I was talking to a founder friend of mine the other day, and she made a comment about her startup’s search for its first non-founder (aka, “professional”) CEO. She said the following about the nearly one-year recruiting process:
“Because every person in the search process had veto power, the process was inadvertently designed to go slowly and not produce the best candidate. We passed on plenty of candidates superior to the person we eventually hired because someone had a problem with them and we assumed we’d find someone better in the future. Eventually, the combination of search fatigue with dwindling cash compelled us to act so we locked in to the best person we had in-process at the time. In effect, the process wasn’t designed to hire the most qualified candidate, but the least objectionable one.”
In this case the failed process was catastrophic. The candidate they selected took the company in a different direction and my friend the founder was pushed out a few months later.
Here are some thoughts on how to create a CEO search process that produces the best, as opposed to the least objectionable, candidate:
- Set up a search committee that does not include the whole board, so you are not creating a process with a large number of people who have veto power.
- Write down what you want in a candidate in the form of a must-have, nice-to-have list. Don’t delegate writing the core of the job spec for your new CEO to an associate at your search firm, cutting and pasting from the last spec.
- Be mindful about the sequencing and timing of candidates. Ask to see calibration candidates first to get people warmed up. Try to cluster candidates. Try to have sure candidates see the search committee in a different orders. Slow down highly-qualified early candidates and speed up highly-qualified late entrants. Like it or not, timing matters enormously.
- Check some references before passing candidates beyond the committee. Do some blind reference checking before moving candidates to the next step in the process. There’s no point in having the group falling in love with a candidate only to discover they have poor reputation or dubious claims on their resume.
- Let candidates ask for additional interviews beyond a relatively small core team instead of defining a process where every candidate automatically sees every board member and executive staffer. You can learn a ton about candidates by who they ask, and don’t ask, to see.
- Ask candidates to present their plans for the company. While all of them should include 90 days of learning and assessment (think: “seek first to understand”) before taking action, virtually any qualified and engaged candidate has an 80% developed plan in their mind, so ask them to share it with you.
Hiring a CEO is a classic case in big-time decision-making. Setting up a committee where each person has veto power is absolutely the wrong move.
Rather than veto power, a better way is to set it up like a trial. A trial gives both the prosecution and the defense ample time to present their arguments.

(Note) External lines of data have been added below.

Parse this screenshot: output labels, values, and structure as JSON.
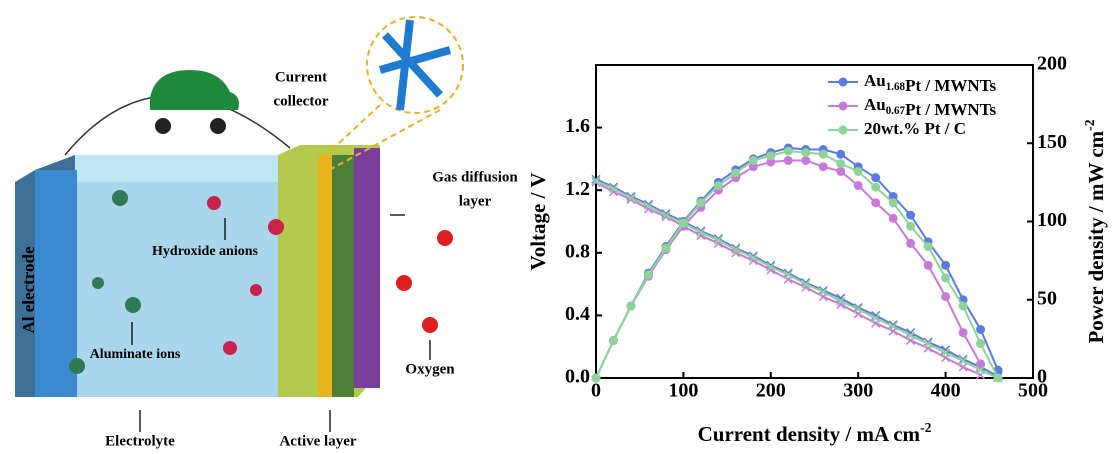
{
  "diagram": {
    "current_collector": [
      "Current",
      "collector"
    ],
    "gas_diffusion_layer": [
      "Gas diffusion",
      "layer"
    ],
    "hydroxide_anions": "Hydroxide anions",
    "al_electrode": "Al electrode",
    "aluminate_ions": "Aluminate ions",
    "electrolyte": "Electrolyte",
    "active_layer": "Active layer",
    "oxygen": "Oxygen"
  },
  "chart_data": {
    "type": "line",
    "xlabel": "Current density / mA cm-2",
    "ylabel": "Voltage / V",
    "y2label": "Power density / mW cm-2",
    "x": [
      0,
      20,
      40,
      60,
      80,
      100,
      120,
      140,
      160,
      180,
      200,
      220,
      240,
      260,
      280,
      300,
      320,
      340,
      360,
      380,
      400,
      420,
      440,
      460
    ],
    "xlim": [
      0,
      500
    ],
    "xticks": [
      0,
      100,
      200,
      300,
      400,
      500
    ],
    "ylim": [
      0,
      2.0
    ],
    "yticks": [
      {
        "value": 0,
        "label": "0.0"
      },
      {
        "value": 0.4,
        "label": "0.4"
      },
      {
        "value": 0.8,
        "label": "0.8"
      },
      {
        "value": 1.2,
        "label": "1.2"
      },
      {
        "value": 1.6,
        "label": "1.6"
      }
    ],
    "y2lim": [
      0,
      200
    ],
    "y2ticks": [
      0,
      50,
      100,
      150,
      200
    ],
    "series": [
      {
        "name": "Au1.68Pt / MWNTs",
        "color": "#5b7be0",
        "voltage": [
          1.27,
          1.22,
          1.16,
          1.11,
          1.05,
          1.0,
          0.94,
          0.89,
          0.83,
          0.78,
          0.72,
          0.67,
          0.61,
          0.56,
          0.51,
          0.45,
          0.4,
          0.34,
          0.29,
          0.23,
          0.18,
          0.12,
          0.07,
          0.01
        ],
        "power": [
          0,
          24,
          46,
          67,
          84,
          100,
          113,
          125,
          133,
          140,
          144,
          147,
          146,
          146,
          143,
          135,
          128,
          116,
          104,
          87,
          72,
          50,
          31,
          5
        ]
      },
      {
        "name": "Au0.67Pt / MWNTs",
        "color": "#c77ad8",
        "voltage": [
          1.25,
          1.19,
          1.14,
          1.08,
          1.03,
          0.97,
          0.91,
          0.86,
          0.8,
          0.75,
          0.69,
          0.63,
          0.58,
          0.52,
          0.47,
          0.41,
          0.35,
          0.3,
          0.24,
          0.19,
          0.13,
          0.07,
          0.02,
          null
        ],
        "power": [
          0,
          24,
          46,
          65,
          82,
          97,
          109,
          120,
          128,
          135,
          138,
          139,
          139,
          135,
          132,
          123,
          112,
          102,
          86,
          72,
          52,
          29,
          9,
          null
        ]
      },
      {
        "name": "20wt.% Pt / C",
        "color": "#8fd39a",
        "voltage": [
          1.26,
          1.21,
          1.15,
          1.1,
          1.04,
          0.99,
          0.93,
          0.88,
          0.82,
          0.77,
          0.71,
          0.66,
          0.6,
          0.55,
          0.49,
          0.44,
          0.38,
          0.33,
          0.27,
          0.22,
          0.16,
          0.11,
          0.05,
          0.0
        ],
        "power": [
          0,
          24,
          46,
          66,
          83,
          99,
          112,
          123,
          131,
          139,
          142,
          145,
          144,
          143,
          137,
          132,
          122,
          112,
          97,
          84,
          64,
          46,
          22,
          0
        ]
      }
    ]
  }
}
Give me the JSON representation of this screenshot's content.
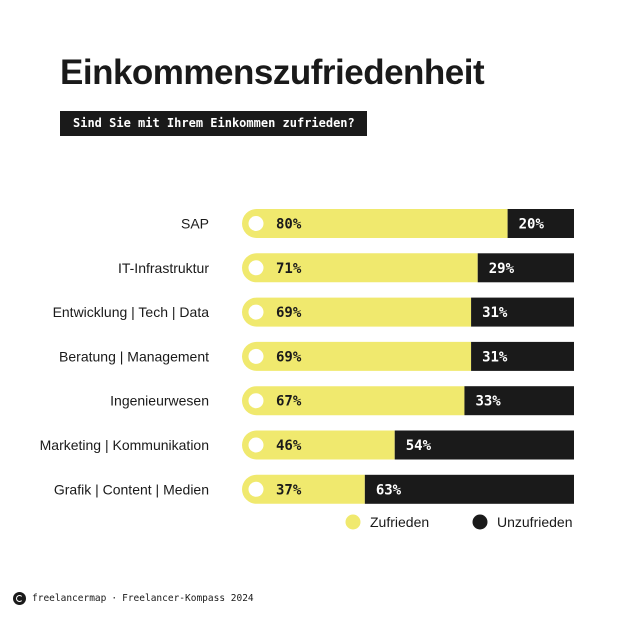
{
  "chart_data": {
    "type": "bar",
    "orientation": "horizontal",
    "stacked": true,
    "title": "Einkommenszufriedenheit",
    "subtitle": "Sind Sie mit Ihrem Einkommen zufrieden?",
    "categories": [
      "SAP",
      "IT-Infrastruktur",
      "Entwicklung | Tech | Data",
      "Beratung | Management",
      "Ingenieurwesen",
      "Marketing | Kommunikation",
      "Grafik | Content | Medien"
    ],
    "series": [
      {
        "name": "Zufrieden",
        "color": "#f0e96e",
        "values": [
          80,
          71,
          69,
          69,
          67,
          46,
          37
        ]
      },
      {
        "name": "Unzufrieden",
        "color": "#1a1a1a",
        "values": [
          20,
          29,
          31,
          31,
          33,
          54,
          63
        ]
      }
    ],
    "value_suffix": "%",
    "xlim": [
      0,
      100
    ],
    "grid": false,
    "legend": "bottom-right"
  },
  "footer": {
    "brand": "freelancermap",
    "separator": "·",
    "source": "Freelancer-Kompass 2024"
  }
}
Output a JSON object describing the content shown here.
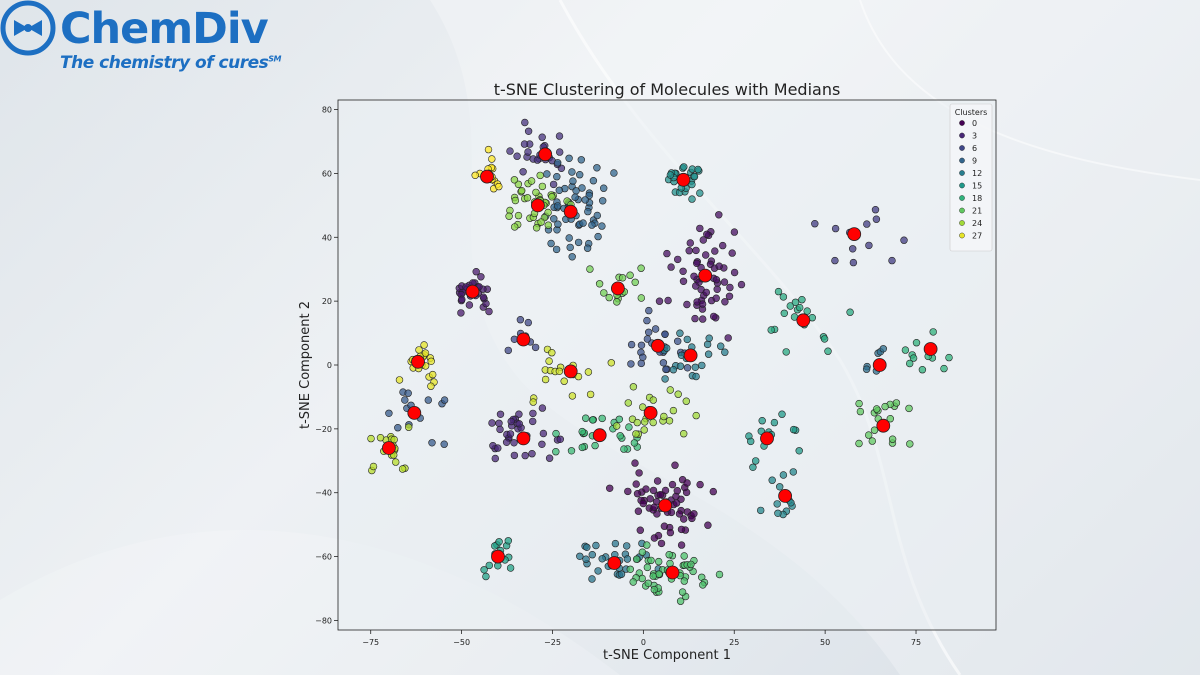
{
  "brand": {
    "name": "ChemDiv",
    "tagline": "The chemistry of cures",
    "tagline_mark": "SM"
  },
  "colors": {
    "brand": "#1d6fc2",
    "median": "#ff0000"
  },
  "chart_data": {
    "type": "scatter",
    "title": "t-SNE Clustering of Molecules with Medians",
    "xlabel": "t-SNE Component 1",
    "ylabel": "t-SNE Component 2",
    "xlim": [
      -84,
      97
    ],
    "ylim": [
      -83,
      83
    ],
    "xticks": [
      -75,
      -50,
      -25,
      0,
      25,
      50,
      75
    ],
    "yticks": [
      -80,
      -60,
      -40,
      -20,
      0,
      20,
      40,
      60,
      80
    ],
    "grid": false,
    "colormap": "viridis",
    "legend": {
      "title": "Clusters",
      "position": "top-right",
      "entries": [
        "0",
        "3",
        "6",
        "9",
        "12",
        "15",
        "18",
        "21",
        "24",
        "27"
      ]
    },
    "clusters": [
      {
        "id": 0,
        "median": [
          6,
          -44
        ],
        "n": 60,
        "spread": [
          6,
          6
        ]
      },
      {
        "id": 1,
        "median": [
          17,
          28
        ],
        "n": 60,
        "spread": [
          5,
          8
        ]
      },
      {
        "id": 2,
        "median": [
          -47,
          23
        ],
        "n": 30,
        "spread": [
          3,
          3
        ]
      },
      {
        "id": 3,
        "median": [
          -33,
          -23
        ],
        "n": 35,
        "spread": [
          5,
          4
        ]
      },
      {
        "id": 4,
        "median": [
          -27,
          66
        ],
        "n": 25,
        "spread": [
          4,
          4
        ]
      },
      {
        "id": 5,
        "median": [
          58,
          41
        ],
        "n": 12,
        "spread": [
          8,
          6
        ]
      },
      {
        "id": 6,
        "median": [
          -33,
          8
        ],
        "n": 8,
        "spread": [
          3,
          3
        ]
      },
      {
        "id": 7,
        "median": [
          4,
          6
        ],
        "n": 25,
        "spread": [
          5,
          5
        ]
      },
      {
        "id": 8,
        "median": [
          -63,
          -15
        ],
        "n": 15,
        "spread": [
          4,
          5
        ]
      },
      {
        "id": 9,
        "median": [
          -20,
          48
        ],
        "n": 60,
        "spread": [
          5,
          8
        ]
      },
      {
        "id": 10,
        "median": [
          65,
          0
        ],
        "n": 8,
        "spread": [
          4,
          4
        ]
      },
      {
        "id": 11,
        "median": [
          -8,
          -62
        ],
        "n": 30,
        "spread": [
          5,
          4
        ]
      },
      {
        "id": 12,
        "median": [
          13,
          3
        ],
        "n": 20,
        "spread": [
          6,
          4
        ]
      },
      {
        "id": 13,
        "median": [
          39,
          -41
        ],
        "n": 12,
        "spread": [
          3,
          4
        ]
      },
      {
        "id": 14,
        "median": [
          11,
          58
        ],
        "n": 25,
        "spread": [
          3,
          3
        ]
      },
      {
        "id": 15,
        "median": [
          34,
          -23
        ],
        "n": 15,
        "spread": [
          4,
          4
        ]
      },
      {
        "id": 16,
        "median": [
          -40,
          -60
        ],
        "n": 15,
        "spread": [
          3,
          4
        ]
      },
      {
        "id": 17,
        "median": [
          44,
          14
        ],
        "n": 20,
        "spread": [
          6,
          6
        ]
      },
      {
        "id": 18,
        "median": [
          79,
          5
        ],
        "n": 12,
        "spread": [
          3,
          4
        ]
      },
      {
        "id": 19,
        "median": [
          -12,
          -22
        ],
        "n": 25,
        "spread": [
          5,
          4
        ]
      },
      {
        "id": 20,
        "median": [
          8,
          -65
        ],
        "n": 50,
        "spread": [
          6,
          5
        ]
      },
      {
        "id": 21,
        "median": [
          66,
          -19
        ],
        "n": 20,
        "spread": [
          5,
          5
        ]
      },
      {
        "id": 22,
        "median": [
          -7,
          24
        ],
        "n": 15,
        "spread": [
          4,
          4
        ]
      },
      {
        "id": 23,
        "median": [
          -29,
          50
        ],
        "n": 40,
        "spread": [
          5,
          5
        ]
      },
      {
        "id": 24,
        "median": [
          2,
          -15
        ],
        "n": 25,
        "spread": [
          5,
          5
        ]
      },
      {
        "id": 25,
        "median": [
          -70,
          -26
        ],
        "n": 20,
        "spread": [
          4,
          4
        ]
      },
      {
        "id": 26,
        "median": [
          -20,
          -2
        ],
        "n": 20,
        "spread": [
          6,
          5
        ]
      },
      {
        "id": 27,
        "median": [
          -62,
          1
        ],
        "n": 20,
        "spread": [
          3,
          3
        ]
      },
      {
        "id": 28,
        "median": [
          -43,
          59
        ],
        "n": 15,
        "spread": [
          3,
          3
        ]
      }
    ]
  }
}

I’ve always recommended when hiring a member of the senior team, to select your top three or four candidates, then hold a “mock trial” where you gather all the decision-makers in a room and then present each candidate one by one and have one person argue why they are the best candidate and another argue why they’re not. That way you will be guaranteed that everyone is vetted properly and you will have the best arguments for and against.
No one is perfect and no one will be a perfect fit. But, some flaws will be easier to live with than others. Unless you have both sides of the equation covered you are making a big mistake.